On May 4th, Calvary hosted a blanket exercise. I was privileged to attend with others in our church community. I had participated in a blanket exercise previously at a school council conference, but my heart desperately yearned to participate in the exercise within my church community.

Why? 

What about the blanket exercise appealed to my spiritual life? 

Why did I long to participate as part of a church community? 

Would it be different? 

Would it hold greater significance for me? Would I feel something else? 

There is a part of me that recognizes the value of restoration and reconciliation like I recognize the value of fresh air and a healthy diet. I can go without and find easier and more convenient ways to live my daily life. Things will fall into place and life will continue.

But will it be a full and abundant life? 

Or will it be affected by my choices? 

“But thanks be to God, who in Christ always leads us in triumphal procession, and through us spreads the fragrance of the knowledge of him everywhere. For we are the aroma of Christ to God among those who are being saved and among those who are perishing, to one a fragrance from death to death, to the other a fragrance from life to life. Who is sufficient for these things? For we are not, like so many, peddlers of God’s word, but as men of sincerity, as commissioned by God, in the sight of God we speak in Christ.”

—2 Corinthians 2:14-17

I long for life in fullness and abundance. It’s one of the many reasons that I choose Jesus. For this reason, I was drawn to questions around the Truth and Reconciliation Commission .

What are we doing as a church? 

What am I doing as an individual? 

What does this mean for my children?

When the blanket exercise was introduced to me, I thought, “This is my chance to do something.” I had no idea the impact it would have on me. But I approached it with the gravity that hundreds of years of colonization, oppression, and genocide demands.

Throughout the exercise I had opportunity to consider the roles represented and empathize with the people affected by the events of our national history and identity. The settlers, the indigenous people, the church, the politicians, the mothers, the children … I came to a new understanding of the truth of the history of our nation. It was not an easy acknowledgement but it was necessary.

Recently, I heard Charlene Bearhead speak on residential schools. She was speaking to a room full of parents of school aged children. Many of her revelations were shocking and disturbing. All of them were true. The room was silent. There were tears. Then Charlene said, “The intended response to the blanket exercise and to residential schools is not guilt or shame, rather it is a greater understanding of the truth.”

That makes me think of our Father … knowing that service out of guilt and shame holds no freedom.

And the blanket exercise makes me think of our Jesus … who would take my place, free me up, so that I don’t need to move forward in guilt or shame.

And my response must be … to acknowledge the truth because of Jesus, because of the grace and mercy that He has shown me.

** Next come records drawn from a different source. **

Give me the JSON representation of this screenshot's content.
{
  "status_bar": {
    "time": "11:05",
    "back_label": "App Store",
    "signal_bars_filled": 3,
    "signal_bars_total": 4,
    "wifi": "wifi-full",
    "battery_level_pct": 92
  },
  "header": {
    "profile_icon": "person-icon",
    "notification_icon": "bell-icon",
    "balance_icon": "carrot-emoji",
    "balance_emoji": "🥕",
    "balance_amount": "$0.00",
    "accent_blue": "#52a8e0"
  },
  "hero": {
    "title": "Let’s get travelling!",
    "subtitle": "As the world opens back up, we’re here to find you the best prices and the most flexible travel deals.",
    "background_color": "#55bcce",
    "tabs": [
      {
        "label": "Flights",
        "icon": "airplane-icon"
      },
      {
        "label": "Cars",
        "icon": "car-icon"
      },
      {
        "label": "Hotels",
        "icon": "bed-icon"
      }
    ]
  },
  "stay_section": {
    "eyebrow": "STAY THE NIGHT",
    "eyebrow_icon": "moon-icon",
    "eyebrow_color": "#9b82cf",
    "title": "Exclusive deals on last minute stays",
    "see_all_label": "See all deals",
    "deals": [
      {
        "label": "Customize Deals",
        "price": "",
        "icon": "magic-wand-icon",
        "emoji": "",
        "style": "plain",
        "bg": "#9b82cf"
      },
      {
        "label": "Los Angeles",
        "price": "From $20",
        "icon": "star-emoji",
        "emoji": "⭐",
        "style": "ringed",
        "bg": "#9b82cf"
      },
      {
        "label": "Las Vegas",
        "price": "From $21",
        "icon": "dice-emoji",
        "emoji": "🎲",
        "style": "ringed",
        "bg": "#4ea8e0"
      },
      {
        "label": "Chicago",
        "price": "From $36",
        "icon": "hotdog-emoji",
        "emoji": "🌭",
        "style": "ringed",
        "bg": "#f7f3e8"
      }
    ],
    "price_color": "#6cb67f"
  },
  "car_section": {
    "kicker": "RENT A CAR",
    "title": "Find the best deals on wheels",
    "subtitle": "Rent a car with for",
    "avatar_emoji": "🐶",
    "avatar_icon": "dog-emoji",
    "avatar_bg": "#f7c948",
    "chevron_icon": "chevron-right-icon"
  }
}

At the end of the blanket exercise, Sissy, the facilitator from the Native Healing Centre, shared that she was nervous to come to a church because of the truths contained in the script of how the church had participated in residential schools.

Lord, have mercy on us.

The harm continues unless we actively do something to stop it.

Will it be prayer? 

Will it be repentance? 

Will it be friendship? 

Will it be education? 

Will it be activism? 

I don’t know. But what I do know for certain is this, it will be love.

–Krista Scott


1 Comment on ‘National Aboriginal Day: It Will be Love’

  1. A beautiful thing to share. Thank you.